Figure 2.Box-and-whisker graphs created using ggplot2 (https://ggplot2.tidyverse.org) showing the total number of single-nucleotide polymorphisms (SNPs) detected at a frequency of >2% in single-strain and multiple-strain infections using LoFreq (A) and V-Phaser (B). Single-strain (n = 134 and 131, respectively) and multiple-strain datasets (n = 29 and 29, respectively) for which consensus genome sequences had been derived were identified by motif read-matching, and the total number of SNPs in each dataset was enumerated (insertions, deletions, and length polymorphisms were not considered).
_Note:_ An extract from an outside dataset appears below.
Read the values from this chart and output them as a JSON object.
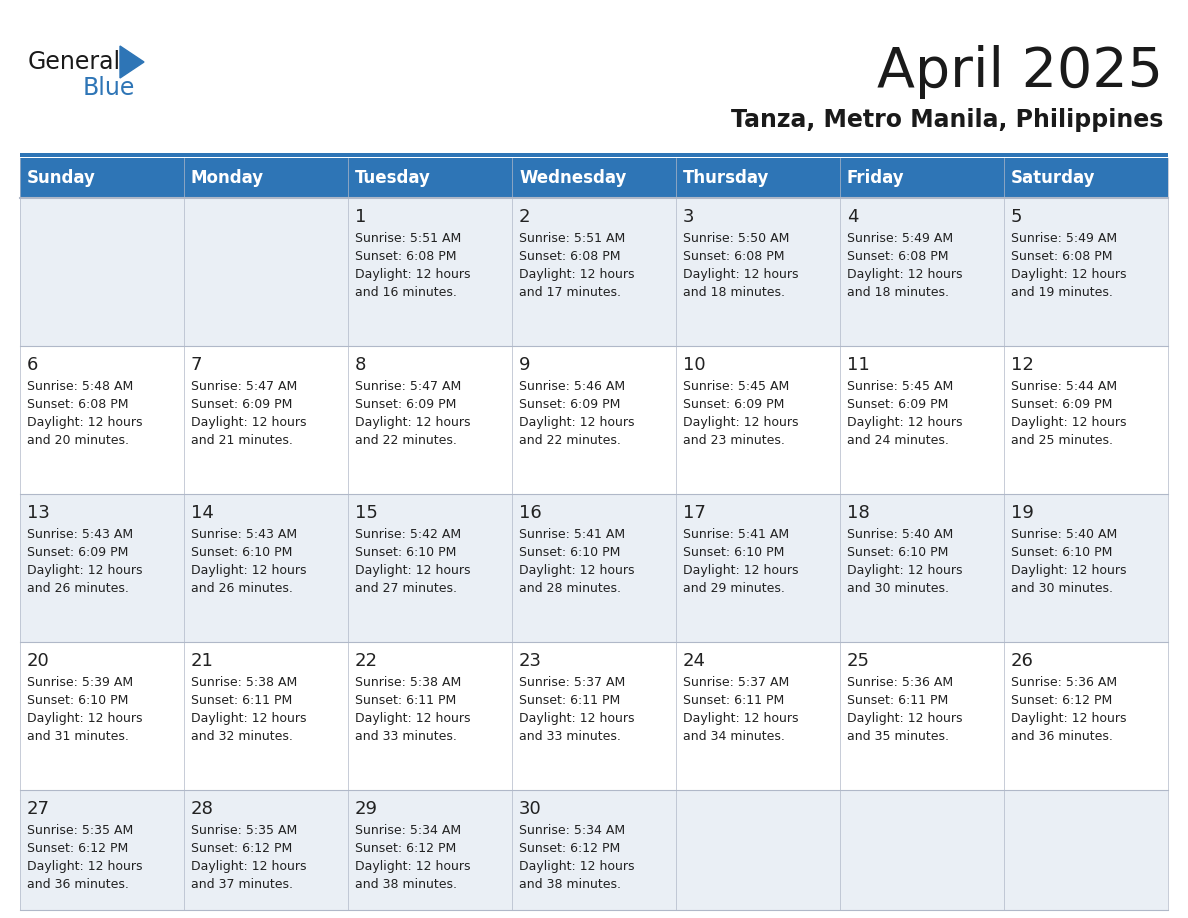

LoFreq employed a minimal coverage depth of 10 reads (minimal SNP quality [phred] 64) and strand-bias significance with a false discovery rate correction of P < .001. V-Phaser employed phasing with a window size of 500 nucleotides and quality score (phred) 20 for calibrating the significance of strand-bias at P < .05. Each box (light gray for single strains and dark gray for multiple strains) encompasses the first to third quartiles (Q1–Q3) and shows the median as a thick line. For each box, the horizontal line at the end of the upper dashed whisker marks the upper extreme (defined as the smaller of Q3 + 1.5 [Q3–Q1] and the highest single value), and the horizontal line at the end of the lower dashed whisker marks indicates the lower extreme (the greater of Q1 – 1.5 [Q3–Q1] and the lowest single value).